Il a pris un arrêté qui instaure un couvre-feu jusqu’à lundi prochain, 13 avril, 23 h 59 inclus. Il est donc strictement interdit de circuler entre 22 h et 5 h du matin à l’intérieur et à moins de 200 mètres de certaines zones. Seules sont exemptés les professions prioritaires, les personnes nécessitant une assistance médicale d’urgence et leurs accompagnants.

La nécessité d’aller plus loin

Georges Naturel justifie cette décision par le relâchement observé dans certains quartiers sur la deuxième semaine de confinement. « La première semaine s’est bien passée, puis il y a eu de plus en plus de regroupements. On a fait de la pédagogie, mais je sentais qu’il y avait un besoin d’aller plus loin », explique-t-il. La police municipale est intervenue en particulier sur des regroupements à Dumbéa Centre, Dumbéa-sur- Mer… Et parfois ces rassemblements ont abouti à des rixes, du tapage nocturne, de l’ivresse publique et manifeste et des nuisances diverses.

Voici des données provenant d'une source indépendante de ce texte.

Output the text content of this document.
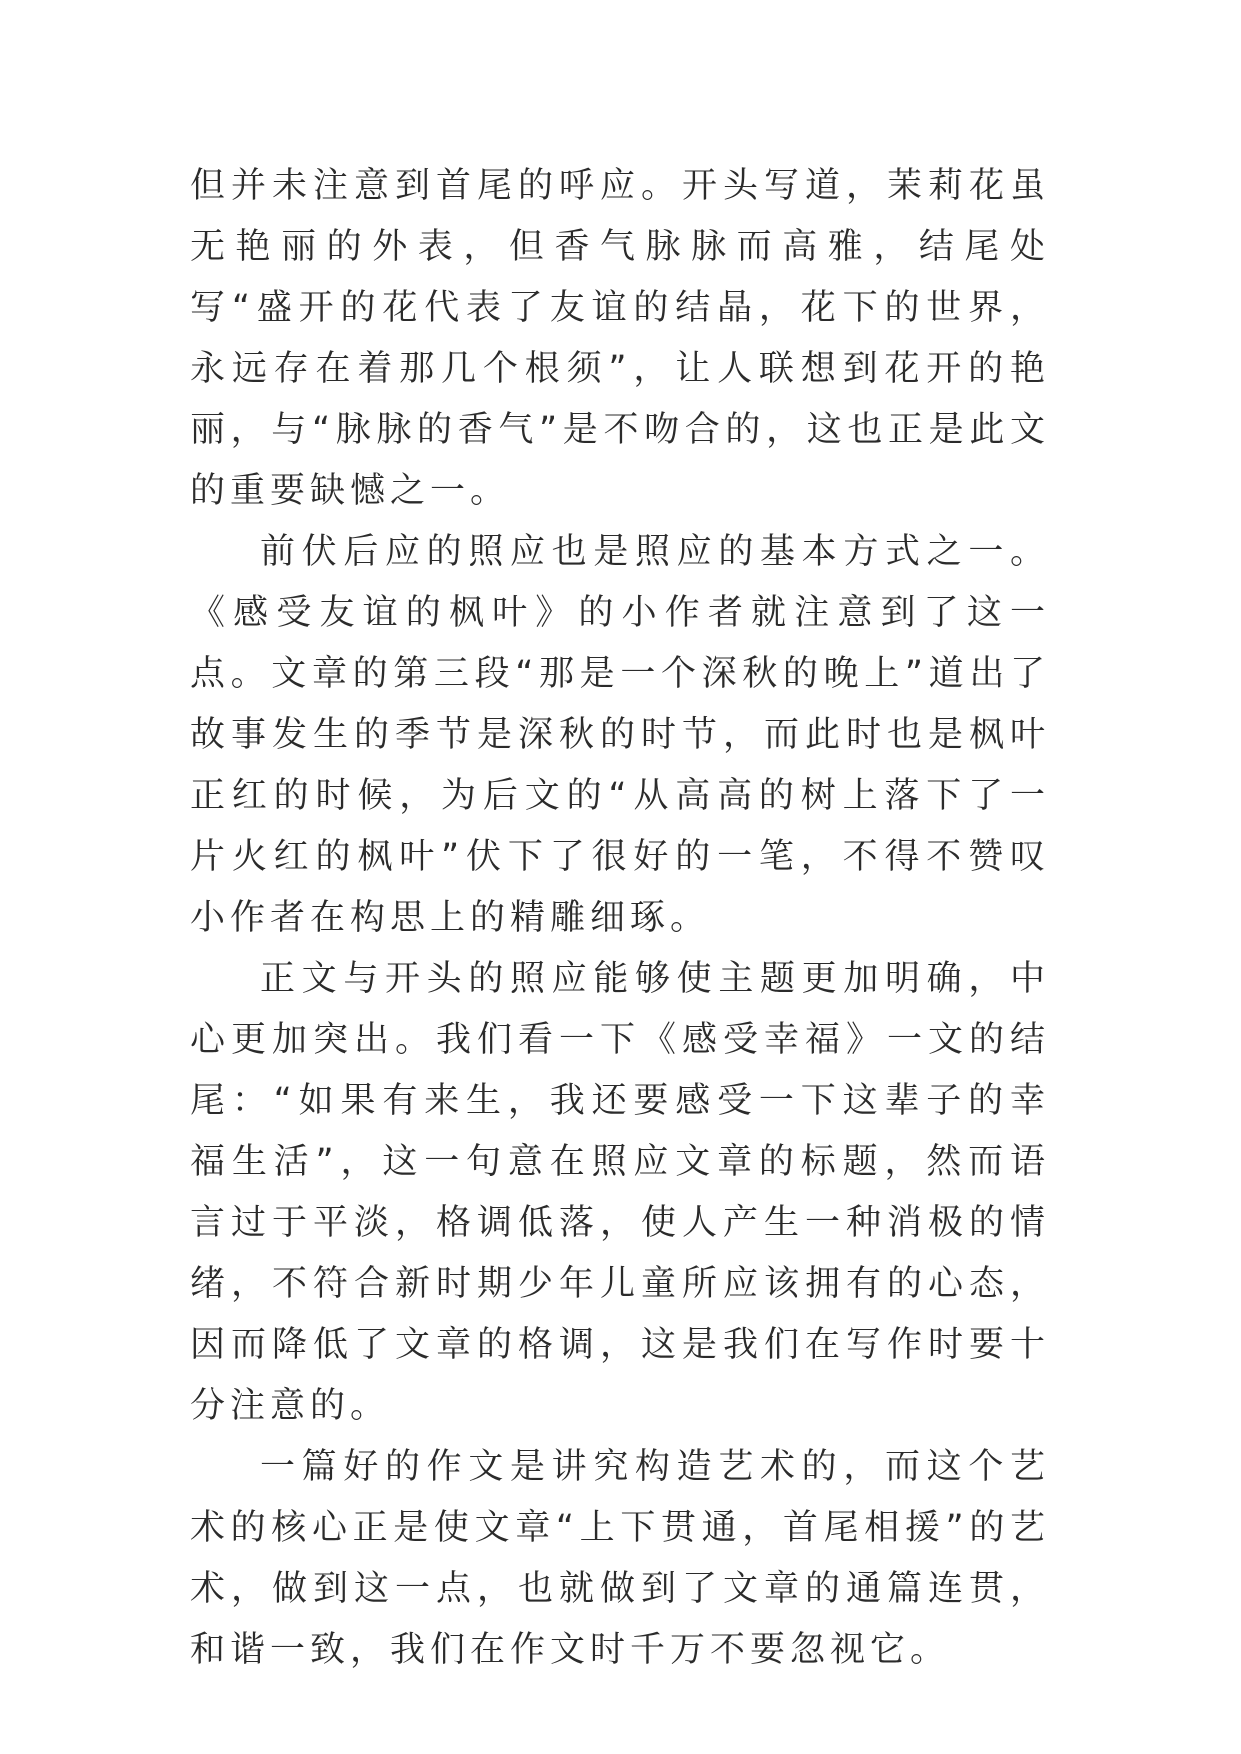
但并未注意到首尾的呼应。开头写道，茉莉花虽无艳丽的外表，但香气脉脉而高雅，结尾处写“盛开的花代表了友谊的结晶，花下的世界，永远存在着那几个根须”，让人联想到花开的艳丽，与“脉脉的香气”是不吻合的，这也正是此文的重要缺憾之一。

前伏后应的照应也是照应的基本方式之一。《感受友谊的枫叶》的小作者就注意到了这一点。文章的第三段“那是一个深秋的晚上”道出了故事发生的季节是深秋的时节，而此时也是枫叶正红的时候，为后文的“从高高的树上落下了一片火红的枫叶”伏下了很好的一笔，不得不赞叹小作者在构思上的精雕细琢。

正文与开头的照应能够使主题更加明确，中心更加突出。我们看一下《感受幸福》一文的结尾：“如果有来生，我还要感受一下这辈子的幸福生活”，这一句意在照应文章的标题，然而语言过于平淡，格调低落，使人产生一种消极的情绪，不符合新时期少年儿童所应该拥有的心态，因而降低了文章的格调，这是我们在写作时要十分注意的。

一篇好的作文是讲究构造艺术的，而这个艺术的核心正是使文章“上下贯通，首尾相援”的艺术，做到这一点，也就做到了文章的通篇连贯，和谐一致，我们在作文时千万不要忽视它。
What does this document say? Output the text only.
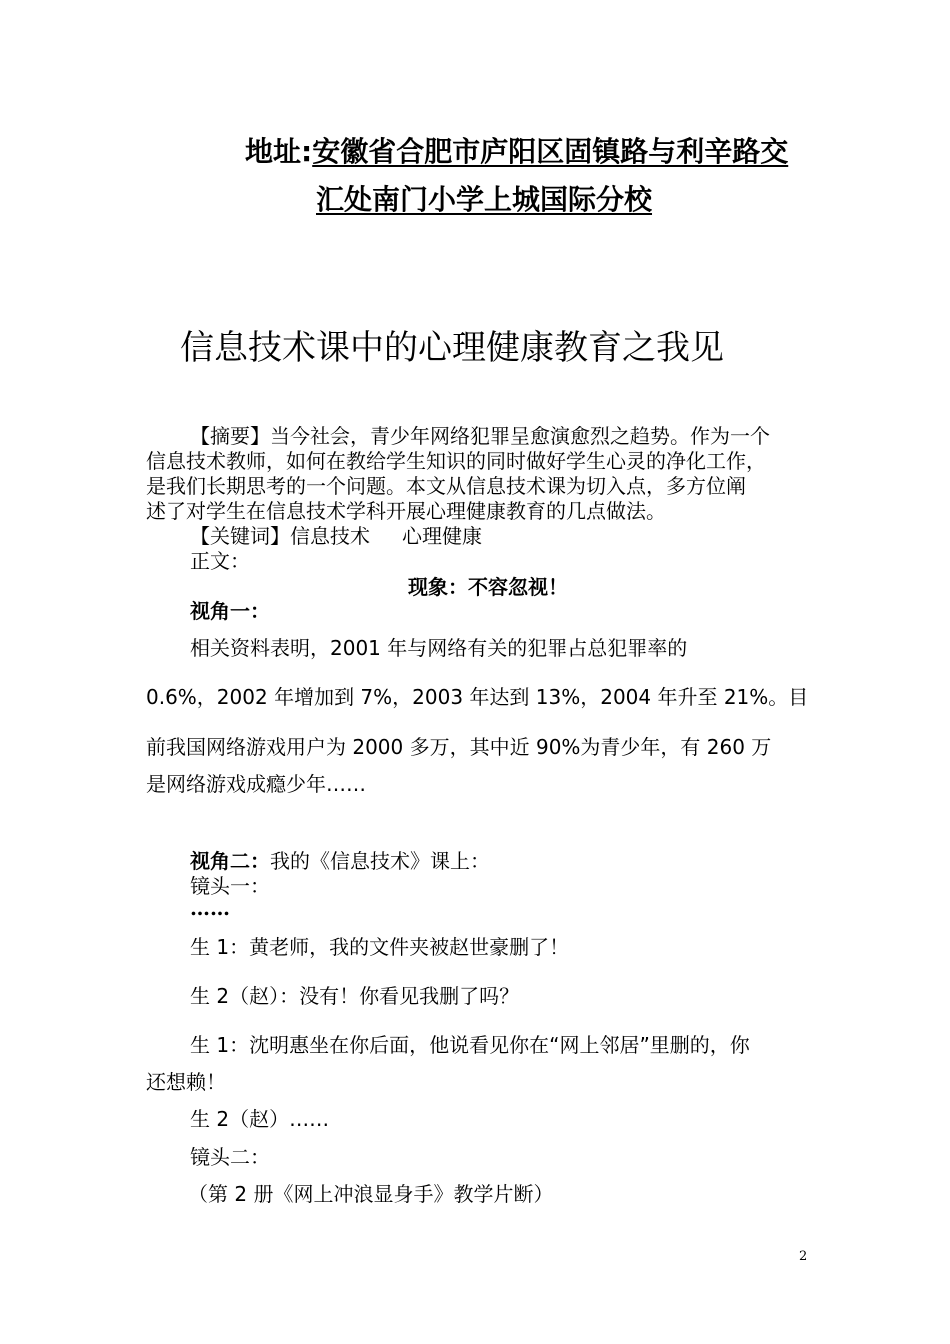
地址:安徽省合肥市庐阳区固镇路与利辛路交
汇处南门小学上城国际分校
信息技术课中的心理健康教育之我见
【摘要】当今社会，青少年网络犯罪呈愈演愈烈之趋势。作为一个
信息技术教师，如何在教给学生知识的同时做好学生心灵的净化工作，
是我们长期思考的一个问题。本文从信息技术课为切入点，多方位阐
述了对学生在信息技术学科开展心理健康教育的几点做法。
【关键词】信息技术 心理健康
正文：
现象：不容忽视！
视角一：
相关资料表明，2001 年与网络有关的犯罪占总犯罪率的
0.6%，2002 年增加到 7%，2003 年达到 13%，2004 年升至 21%。目
前我国网络游戏用户为 2000 多万，其中近 90%为青少年，有 260 万
是网络游戏成瘾少年……
视角二：我的《信息技术》课上：
镜头一：
……
生 1：黄老师，我的文件夹被赵世豪删了！
生 2（赵）：没有！你看见我删了吗？
生 1：沈明惠坐在你后面，他说看见你在“网上邻居”里删的，你
还想赖！
生 2（赵）……
镜头二：
（第 2 册《网上冲浪显身手》教学片断）
2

En cette période de crise sanitaire, le couvre- feu doit permettre de faire respecter une fois pour toutes les mesures prises par le haut-commissariat et le gouvernement : le confinement, la distanciation des personnes, toujours dans l’objectif de limiter le risque de propagation du Covid-19. « L’idée est vraiment de faire comprendre aux gens que c’est indispensable, que c’est le seul moyen de combattre ce virus ! », martèle Georges Naturel.

Périmètre 

Le maire se devait de définir une plage horaire. Il a été décidé de choisir une heure assez tardive le soir, 22 h, « pour permettre aux activités économiques de fonctionner jusqu’au bout ». Il a aussi fallu délimiter le périmètre concerné, le couvre-feu ne pouvant pas être appliqué à la municipalité dans son ensemble. Les zones ont donc été déterminées en liaison avec les rapports de police (lire plus bas).

Bonne nouvelle, ce couvre-feu a été « immédiatement suivi d’effets ». Mais les forces de l’ordre restent vigilantes et procéderont à des verbalisations. Les amendes sont similaires à celles du non-respect des mesures de confinement et des peines peuvent également être prononcées en cas de récidive. Le maire assure qu’un suivi sera effectué « au jour le jour » et se réserve la possibilité d’étendre cette mesure à d’autres quartiers voire de prolonger le couvre-feu si le confinement l’est également.


Quelles zones ?

Sont concernées par le couvre-feu : la zone d’aménagement concertée du centre urbain de Koutio, les quartiers SIC, Jacarandas 1 et 3, Palmiers, les lotissements Koutio- Secal, collines d’Auteuil. Ces zones sont complétées par certaines rues et avenues : les avenues de la Tonghoué, d’Auteuil, de la Vallée, du Centre, Victor Hugo, Numa Joubert, la place Sagato, l’impasse Pierre Voyer, les rues Jacques Cartier, Jean-François Lapérouse. Et enfin, les espaces publics des résidences suivantes : Mangaréva, Timanu, Tikopia, Koutio Central, Ataloya, Central Garden, Cassia et Melaleuca, Arawa, Takutéa, Macaranga, Ylang, Ile Dié, Piditéré, Orona, Apolima.

C.M

©M.D.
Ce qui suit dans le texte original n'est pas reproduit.